Step1: Identify y-intercept

The equation is in slope - intercept form \(y = mx + b\), where \(b\) is the y - intercept. For \(y=3x + 3\), \(b = 3\). So the y - intercept is at the point \((0,3)\).

Step2: Use slope to find another point

The slope \(m = 3=\frac{3}{1}\), which means for a run of \(1\) (increase in \(x\) by \(1\)), the rise is \(3\) (increase in \(y\) by \(3\)). Starting from \((0,3)\), if we move \(x = 0+1 = 1\), then \(y=3 + 3=6\). So another point on the line is \((1,6)\). We can also use a run of \(- 1\) (decrease in \(x\) by \(1\)) and a rise of \(-3\) (decrease in \(y\) by \(3\)). Starting from \((0,3)\), \(x = 0-1=-1\), \(y = 3-3 = 0\), so the point \((-1,0)\) is also on the line.

Step3: Plot the points and draw the line

Plot the points \((0,3)\), \((1,6)\) (or \((-1,0)\)) on the graph and then draw a straight line passing through these points.

To graph the line \(y = 3x+3\):

1. Plot the y - intercept: Mark the point \((0,3)\) on the coordinate plane (where the \(x\) - coordinate is \(0\) and the \(y\) - coordinate is \(3\)).
2. Use the slope: From \((0,3)\), move \(1\) unit to the right (increase \(x\) by \(1\)) and \(3\) units up (increase \(y\) by \(3\)) to get the point \((1,6)\).
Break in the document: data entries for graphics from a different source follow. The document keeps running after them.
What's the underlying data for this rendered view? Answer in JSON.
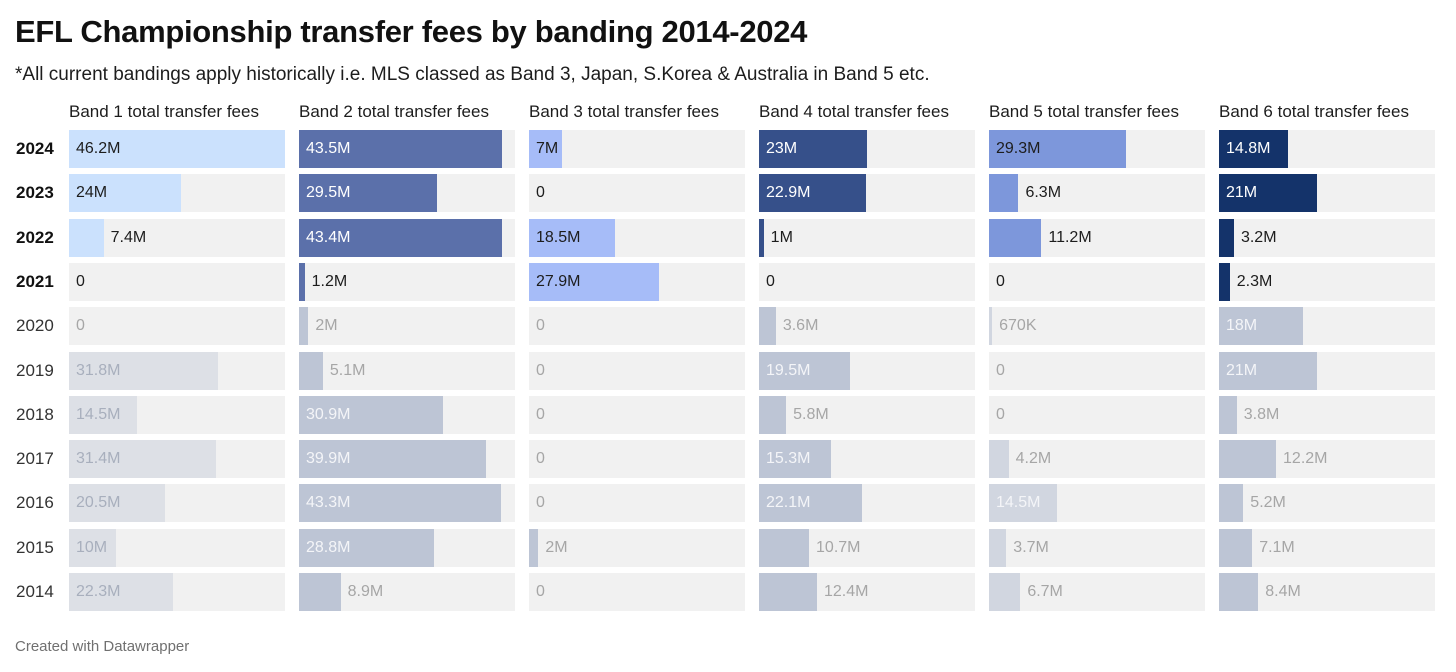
{
  "header": {
    "title": "EFL Championship transfer fees by banding 2014-2024",
    "subtitle": "*All current bandings apply historically i.e. MLS classed as Band 3, Japan, S.Korea & Australia in Band 5 etc."
  },
  "footer": {
    "credit": "Created with Datawrapper"
  },
  "chart_data": {
    "type": "bar",
    "title": "EFL Championship transfer fees by banding 2014-2024",
    "subtitle": "*All current bandings apply historically i.e. MLS classed as Band 3, Japan, S.Korea & Australia in Band 5 etc.",
    "categories": [
      "2024",
      "2023",
      "2022",
      "2021",
      "2020",
      "2019",
      "2018",
      "2017",
      "2016",
      "2015",
      "2014"
    ],
    "highlighted_categories": [
      "2024",
      "2023",
      "2022",
      "2021"
    ],
    "series": [
      {
        "name": "Band 1 total transfer fees",
        "values": [
          46.2,
          24,
          7.4,
          0,
          0,
          31.8,
          14.5,
          31.4,
          20.5,
          10,
          22.3
        ],
        "labels": [
          "46.2M",
          "24M",
          "7.4M",
          "0",
          "0",
          "31.8M",
          "14.5M",
          "31.4M",
          "20.5M",
          "10M",
          "22.3M"
        ],
        "color": "#cbe1fd"
      },
      {
        "name": "Band 2 total transfer fees",
        "values": [
          43.5,
          29.5,
          43.4,
          1.2,
          2,
          5.1,
          30.9,
          39.9,
          43.3,
          28.8,
          8.9
        ],
        "labels": [
          "43.5M",
          "29.5M",
          "43.4M",
          "1.2M",
          "2M",
          "5.1M",
          "30.9M",
          "39.9M",
          "43.3M",
          "28.8M",
          "8.9M"
        ],
        "color": "#5b70aa"
      },
      {
        "name": "Band 3 total transfer fees",
        "values": [
          7,
          0,
          18.5,
          27.9,
          0,
          0,
          0,
          0,
          0,
          2,
          0
        ],
        "labels": [
          "7M",
          "0",
          "18.5M",
          "27.9M",
          "0",
          "0",
          "0",
          "0",
          "0",
          "2M",
          "0"
        ],
        "color": "#a6bcf8"
      },
      {
        "name": "Band 4 total transfer fees",
        "values": [
          23,
          22.9,
          1,
          0,
          3.6,
          19.5,
          5.8,
          15.3,
          22.1,
          10.7,
          12.4
        ],
        "labels": [
          "23M",
          "22.9M",
          "1M",
          "0",
          "3.6M",
          "19.5M",
          "5.8M",
          "15.3M",
          "22.1M",
          "10.7M",
          "12.4M"
        ],
        "color": "#36508a"
      },
      {
        "name": "Band 5 total transfer fees",
        "values": [
          29.3,
          6.3,
          11.2,
          0,
          0.67,
          0,
          0,
          4.2,
          14.5,
          3.7,
          6.7
        ],
        "labels": [
          "29.3M",
          "6.3M",
          "11.2M",
          "0",
          "670K",
          "0",
          "0",
          "4.2M",
          "14.5M",
          "3.7M",
          "6.7M"
        ],
        "color": "#7d97db"
      },
      {
        "name": "Band 6 total transfer fees",
        "values": [
          14.8,
          21,
          3.2,
          2.3,
          18,
          21,
          3.8,
          12.2,
          5.2,
          7.1,
          8.4
        ],
        "labels": [
          "14.8M",
          "21M",
          "3.2M",
          "2.3M",
          "18M",
          "21M",
          "3.8M",
          "12.2M",
          "5.2M",
          "7.1M",
          "8.4M"
        ],
        "color": "#14336a"
      }
    ],
    "xlim": [
      0,
      46.2
    ],
    "grid": false,
    "legend": "none"
  }
}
Or move \(1\) unit to the left (decrease \(x\) by \(1\)) and \(3\) units down (decrease \(y\) by \(3\)) to get the point \((-1,0)\).
3. Draw a straight line through the plotted points.

(Note: Since the question is about graphing, the key points to plot are \((0,3)\) and another point like \((1,6)\) or \((-1,0)\) and then drawing the line through them.)

Answer:

To graph \(y = 3x + 3\), plot the y - intercept \((0,3)\) and use the slope \(m = 3\) to find another point (e.g., \((1,6)\) or \((-1,0)\)) and draw a straight line through these points. The line passes through points like \((0,3)\), \((1,6)\), \((-1,0)\) etc.